Девушка молча нехотя кивнула.
— Смотри, ты — человек. И в моём сознании, не каком-то абстрактном, а моём, ты — это некий образ, узнаваемый веретенообразной извилиной и эмоционально-окрашиваемый как миндалиной, так и, по всей видимости, островком и полосатым телом, — осторожно добавил он, считая это чуть ли не признанием в любви, но, не получив понимания, продолжил. — И всё это вместе, в совокупности, создаёт некий нейронный рисунок, некую сеть. А другой человек, например, моя мама, имеет свой рисунок у меня в голове. И так все люди, с которыми я общаюсь, которых помню и испытываю к ним хоть какие-то эмоции, понимаешь? Каждый из них — это подобные нейронные связи плюс определённый состав нейромедиаторов и нейропептидов. У меня, у тебя, да и у всех остальных людей — всё то же самое.
Причём этот рисунок динамичный, потому что постоянно меняются воспоминания, связанные с каким-либо человеком, и их эмоциональный окрас тоже. Отношения зарождаются и исчезают, влюблённость проходит, уступая место ненависти, черты лица стираются из памяти, и таких примеров миллион. И всё это ограничено только количеством людей, которых мы можем запомнить. Понимаешь, что это значит?
— Что это значит? — повторила за ним Бо.
— Что теоретически я могу любить какое угодно количество людей, но всех по-разному. Тебя я люблю так, а мою маму — иначе. Вот и выходит, что люди разные, и воспоминания разные, и ощущения тоже. Поэтому я люблю людей — не кого-то больше, а кого-то меньше, а просто всех по-разному, — пришли на ум Саши слова, слышимые им где-то ранее.
— Ты хочешь сказать, что… — она сделала паузу, надеясь, что он продолжит.
— Я хочу сказать, повторю, что любить можно хоть миллион человек, но всех по-разному.
— А как тогда понять, с кем ты хочешь жить?
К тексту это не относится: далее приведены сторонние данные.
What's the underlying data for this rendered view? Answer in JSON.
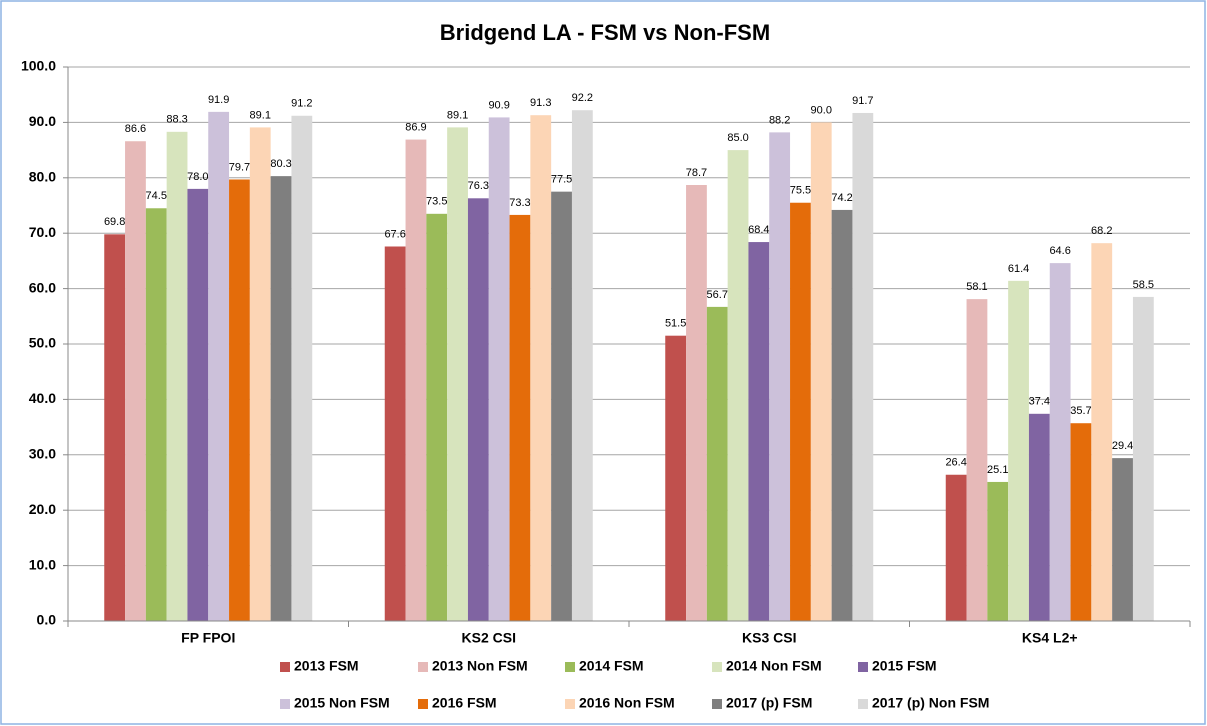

Или, по-твоему, быть вместе можно тоже хоть с миллионом человек?
— Ну, нет, конечно. Это невозможно. Я в этом плане придерживаюсь традиционного мнения, что жить вместе нужно парой — мужчина и женщина.
— А как тогда понять, кто тебе нужен?
— Не могу тебе сказать с точки зрения науки.
— Жаль, конечно, — разочаровано заметила девушка.
— Зато могу сказать, как я сам это понимаю. Моё мнение.
— Давай, очень интересно, — с иронией фыркнула Бо, сглотнув.
— Чтобы понять, надо расстаться со всеми, и тогда всё поймешь.
— Что же ты понял, Саша? — саркастически хмыкнула женщина.
— Что мне тяжело без тебя, — честно взглянул на неё Александр.
— В каком смысле тяжело? — Бо криво улыбнулась уголками губ.
— Мне без тебя очень плохо, Бо. И одиноко. И да, я тебя люблю.
Алекс осознал, что именно он произнёс, только после того, как прозвучало последнее слово. И в эту же секунду Александр признался себе, что так оно и есть, да. Ещё пару мгновений назад он не был уверен в своём выборе, так сказать, стоял на перепутье, мучительно размышляя до скрипа в зубах. А потом — раз, сказал, и всё стало на свои места, как и должно было быть. Ему даже полегчало.
Бо часто заморгала глазами.
В печке что-то щелкнуло, и огонь погас.
— Ты только себе не ври, — наконец произнесла она дрожащим голосом.